Culture may be what enables numerous experiences that women feel have impeded their progress to leadership roles. The survey found that 39 percent of women feel they have been judged more harshly because of their gender, 39 percent said they felt out and out discriminated against, and 40 percent said they're interrupted more often. Further, 33 percent of women said they have felt verbally or physically harassed based on gender in a professional setting. Even when women do make it to the top, 56 percent believe that female CEOs are judged more harshly, whereas only 18 percent believe that they are given more leeway than men. 

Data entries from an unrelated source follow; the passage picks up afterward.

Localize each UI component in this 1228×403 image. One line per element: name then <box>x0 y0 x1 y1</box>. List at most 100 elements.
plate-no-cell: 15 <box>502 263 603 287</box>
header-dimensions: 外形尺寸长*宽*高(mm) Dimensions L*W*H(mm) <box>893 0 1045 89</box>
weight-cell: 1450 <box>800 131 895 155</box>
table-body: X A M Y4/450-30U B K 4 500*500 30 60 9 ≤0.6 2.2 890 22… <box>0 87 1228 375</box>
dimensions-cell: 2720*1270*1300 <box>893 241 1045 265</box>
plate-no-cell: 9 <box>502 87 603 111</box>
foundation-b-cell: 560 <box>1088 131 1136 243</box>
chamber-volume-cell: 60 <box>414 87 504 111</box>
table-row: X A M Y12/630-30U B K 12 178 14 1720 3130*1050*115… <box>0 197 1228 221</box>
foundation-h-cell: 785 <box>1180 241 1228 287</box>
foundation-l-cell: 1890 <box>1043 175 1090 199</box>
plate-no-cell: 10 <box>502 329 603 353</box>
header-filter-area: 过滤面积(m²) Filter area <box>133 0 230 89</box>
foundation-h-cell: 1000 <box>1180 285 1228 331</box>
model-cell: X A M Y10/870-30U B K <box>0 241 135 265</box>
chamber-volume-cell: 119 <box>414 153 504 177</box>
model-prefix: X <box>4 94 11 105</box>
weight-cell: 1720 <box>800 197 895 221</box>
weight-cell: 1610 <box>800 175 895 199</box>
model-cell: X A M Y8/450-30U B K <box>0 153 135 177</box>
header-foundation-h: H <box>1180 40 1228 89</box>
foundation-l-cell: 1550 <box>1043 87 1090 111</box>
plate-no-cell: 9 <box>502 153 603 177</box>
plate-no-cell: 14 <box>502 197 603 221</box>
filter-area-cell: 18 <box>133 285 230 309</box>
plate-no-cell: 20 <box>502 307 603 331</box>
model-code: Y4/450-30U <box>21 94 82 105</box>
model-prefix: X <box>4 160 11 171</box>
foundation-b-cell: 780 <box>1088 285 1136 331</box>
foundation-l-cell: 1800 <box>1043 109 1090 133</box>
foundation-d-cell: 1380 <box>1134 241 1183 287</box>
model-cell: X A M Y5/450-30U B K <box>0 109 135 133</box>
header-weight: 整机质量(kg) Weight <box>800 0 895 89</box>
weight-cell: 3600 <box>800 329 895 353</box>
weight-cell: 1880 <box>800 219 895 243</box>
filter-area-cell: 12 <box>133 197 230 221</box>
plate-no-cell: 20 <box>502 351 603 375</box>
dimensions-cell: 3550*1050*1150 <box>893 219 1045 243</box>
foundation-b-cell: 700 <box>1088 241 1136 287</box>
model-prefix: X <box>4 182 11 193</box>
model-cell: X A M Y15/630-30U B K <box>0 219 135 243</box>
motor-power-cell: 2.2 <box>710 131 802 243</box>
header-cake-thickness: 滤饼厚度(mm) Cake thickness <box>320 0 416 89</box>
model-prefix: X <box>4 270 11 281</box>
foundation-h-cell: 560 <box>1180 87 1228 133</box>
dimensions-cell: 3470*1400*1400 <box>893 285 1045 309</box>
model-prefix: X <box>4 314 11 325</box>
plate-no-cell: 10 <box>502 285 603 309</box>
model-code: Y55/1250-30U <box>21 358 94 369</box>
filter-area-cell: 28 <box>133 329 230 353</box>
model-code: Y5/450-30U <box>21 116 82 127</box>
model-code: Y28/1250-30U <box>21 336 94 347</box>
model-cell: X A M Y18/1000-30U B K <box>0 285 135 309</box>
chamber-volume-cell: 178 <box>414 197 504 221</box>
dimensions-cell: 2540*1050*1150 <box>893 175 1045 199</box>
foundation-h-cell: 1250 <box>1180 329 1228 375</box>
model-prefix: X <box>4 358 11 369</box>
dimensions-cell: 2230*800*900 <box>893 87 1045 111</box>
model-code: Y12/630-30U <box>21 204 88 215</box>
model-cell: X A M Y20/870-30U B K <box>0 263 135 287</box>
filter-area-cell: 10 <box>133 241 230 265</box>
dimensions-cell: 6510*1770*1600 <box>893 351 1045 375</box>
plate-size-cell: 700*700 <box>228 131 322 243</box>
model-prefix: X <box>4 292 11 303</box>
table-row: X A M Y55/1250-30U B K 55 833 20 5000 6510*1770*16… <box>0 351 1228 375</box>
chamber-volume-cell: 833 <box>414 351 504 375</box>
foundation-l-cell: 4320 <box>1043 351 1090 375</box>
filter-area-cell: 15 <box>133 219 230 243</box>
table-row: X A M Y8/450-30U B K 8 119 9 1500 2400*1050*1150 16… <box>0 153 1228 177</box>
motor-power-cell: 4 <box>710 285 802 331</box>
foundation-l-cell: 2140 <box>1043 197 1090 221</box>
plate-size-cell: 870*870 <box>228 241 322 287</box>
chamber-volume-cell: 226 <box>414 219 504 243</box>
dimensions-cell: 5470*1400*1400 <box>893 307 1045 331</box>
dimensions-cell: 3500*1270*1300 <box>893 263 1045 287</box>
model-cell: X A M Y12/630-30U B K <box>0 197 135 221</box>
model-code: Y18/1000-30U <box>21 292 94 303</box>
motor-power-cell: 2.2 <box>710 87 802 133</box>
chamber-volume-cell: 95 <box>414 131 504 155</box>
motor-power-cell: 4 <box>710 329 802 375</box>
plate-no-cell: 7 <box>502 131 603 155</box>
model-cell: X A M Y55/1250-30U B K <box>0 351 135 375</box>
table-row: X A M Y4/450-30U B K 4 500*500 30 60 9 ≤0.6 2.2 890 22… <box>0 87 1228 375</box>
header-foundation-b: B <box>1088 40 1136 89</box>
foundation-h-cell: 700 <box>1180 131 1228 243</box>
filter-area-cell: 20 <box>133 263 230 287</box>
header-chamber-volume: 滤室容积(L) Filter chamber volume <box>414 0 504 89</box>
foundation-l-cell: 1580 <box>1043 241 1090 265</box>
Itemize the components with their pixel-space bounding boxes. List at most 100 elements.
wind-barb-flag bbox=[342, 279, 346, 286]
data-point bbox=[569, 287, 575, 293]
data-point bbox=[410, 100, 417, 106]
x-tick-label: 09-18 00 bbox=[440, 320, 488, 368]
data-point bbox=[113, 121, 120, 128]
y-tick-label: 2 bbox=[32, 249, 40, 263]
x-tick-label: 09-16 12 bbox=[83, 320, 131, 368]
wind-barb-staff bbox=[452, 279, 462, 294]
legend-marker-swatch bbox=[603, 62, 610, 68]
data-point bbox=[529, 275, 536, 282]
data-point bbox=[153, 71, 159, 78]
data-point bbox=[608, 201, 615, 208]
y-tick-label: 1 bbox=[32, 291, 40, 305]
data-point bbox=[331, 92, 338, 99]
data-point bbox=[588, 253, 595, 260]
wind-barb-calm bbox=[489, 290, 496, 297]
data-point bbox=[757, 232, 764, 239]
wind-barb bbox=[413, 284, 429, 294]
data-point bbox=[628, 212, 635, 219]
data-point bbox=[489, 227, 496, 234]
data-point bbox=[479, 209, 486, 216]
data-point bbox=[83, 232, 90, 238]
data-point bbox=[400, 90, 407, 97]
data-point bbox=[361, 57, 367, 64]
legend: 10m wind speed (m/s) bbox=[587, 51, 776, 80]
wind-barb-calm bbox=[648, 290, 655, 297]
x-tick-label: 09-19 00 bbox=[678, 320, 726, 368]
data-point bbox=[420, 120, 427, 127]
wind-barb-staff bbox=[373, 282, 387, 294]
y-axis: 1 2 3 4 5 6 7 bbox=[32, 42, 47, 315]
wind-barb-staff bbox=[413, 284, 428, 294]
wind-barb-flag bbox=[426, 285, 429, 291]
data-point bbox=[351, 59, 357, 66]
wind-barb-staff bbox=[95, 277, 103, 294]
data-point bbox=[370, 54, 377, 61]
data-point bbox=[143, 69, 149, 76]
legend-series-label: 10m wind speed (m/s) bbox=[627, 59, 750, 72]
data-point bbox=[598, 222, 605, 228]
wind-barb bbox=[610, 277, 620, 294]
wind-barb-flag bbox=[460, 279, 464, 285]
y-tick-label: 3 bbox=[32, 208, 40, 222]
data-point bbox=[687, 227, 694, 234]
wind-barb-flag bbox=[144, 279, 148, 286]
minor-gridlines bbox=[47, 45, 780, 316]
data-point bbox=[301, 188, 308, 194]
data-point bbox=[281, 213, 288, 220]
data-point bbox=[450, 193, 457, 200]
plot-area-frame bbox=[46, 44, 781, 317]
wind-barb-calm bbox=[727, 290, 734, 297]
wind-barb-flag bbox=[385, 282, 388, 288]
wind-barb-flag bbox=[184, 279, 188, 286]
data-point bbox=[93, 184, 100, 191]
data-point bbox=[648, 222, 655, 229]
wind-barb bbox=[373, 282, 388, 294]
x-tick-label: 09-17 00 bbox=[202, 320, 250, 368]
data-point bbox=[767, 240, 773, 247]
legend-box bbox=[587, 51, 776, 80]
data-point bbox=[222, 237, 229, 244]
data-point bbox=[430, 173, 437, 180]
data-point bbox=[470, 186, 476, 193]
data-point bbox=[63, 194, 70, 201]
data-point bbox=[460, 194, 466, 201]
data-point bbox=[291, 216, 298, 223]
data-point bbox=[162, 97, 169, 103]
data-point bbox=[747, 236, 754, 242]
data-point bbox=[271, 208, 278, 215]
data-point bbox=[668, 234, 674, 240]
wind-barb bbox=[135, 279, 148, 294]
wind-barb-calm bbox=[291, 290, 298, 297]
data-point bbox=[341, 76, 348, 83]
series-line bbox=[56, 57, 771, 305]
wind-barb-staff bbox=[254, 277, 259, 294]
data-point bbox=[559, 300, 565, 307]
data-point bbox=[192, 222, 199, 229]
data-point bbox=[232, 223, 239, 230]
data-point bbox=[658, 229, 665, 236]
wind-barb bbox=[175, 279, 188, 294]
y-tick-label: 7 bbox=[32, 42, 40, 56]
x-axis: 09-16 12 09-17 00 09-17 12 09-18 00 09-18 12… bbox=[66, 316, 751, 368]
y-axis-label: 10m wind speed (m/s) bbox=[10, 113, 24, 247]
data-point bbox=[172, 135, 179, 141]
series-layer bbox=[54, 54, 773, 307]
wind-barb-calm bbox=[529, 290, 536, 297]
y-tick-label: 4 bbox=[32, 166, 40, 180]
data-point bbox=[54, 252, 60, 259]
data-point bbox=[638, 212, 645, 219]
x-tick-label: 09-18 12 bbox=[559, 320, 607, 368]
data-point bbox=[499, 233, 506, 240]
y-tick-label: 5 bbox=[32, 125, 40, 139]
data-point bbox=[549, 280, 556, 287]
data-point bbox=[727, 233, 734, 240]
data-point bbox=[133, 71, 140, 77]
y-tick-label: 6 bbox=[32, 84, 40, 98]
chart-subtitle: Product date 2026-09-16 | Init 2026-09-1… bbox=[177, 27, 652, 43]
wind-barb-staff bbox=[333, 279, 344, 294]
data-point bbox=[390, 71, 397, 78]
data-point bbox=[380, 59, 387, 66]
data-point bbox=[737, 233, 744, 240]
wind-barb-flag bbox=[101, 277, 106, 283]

The survey results call to mind the experiences outlined in a recent New York Times article of women who came close but ultimately failed to achieve the coveted CEO position. The main inhibiting factor described in their stories is not so much an explicit rule or policy but, rather, culture. The decision of who gets to be CEO, the Times noted, often comes down more to personal networks that, at the high levels being discussed, tend to be male-dominated. Because few women are part of those networks, few women become CEOs. Breaking into these networks can be difficult, said the Times, because some men don't want to be seen going out for drinks or otherwise socializing with them, as it might be seen as flirtatious. Less benignly, the article also noted that, because women are seen as easier targets, they become more frequent targets for the office politicking that often entails competing for choice positions. The importance of office politicking is something else that blindsided some of the women quoted in the article, as some carried the assumption that merit would be the overwhelming factor.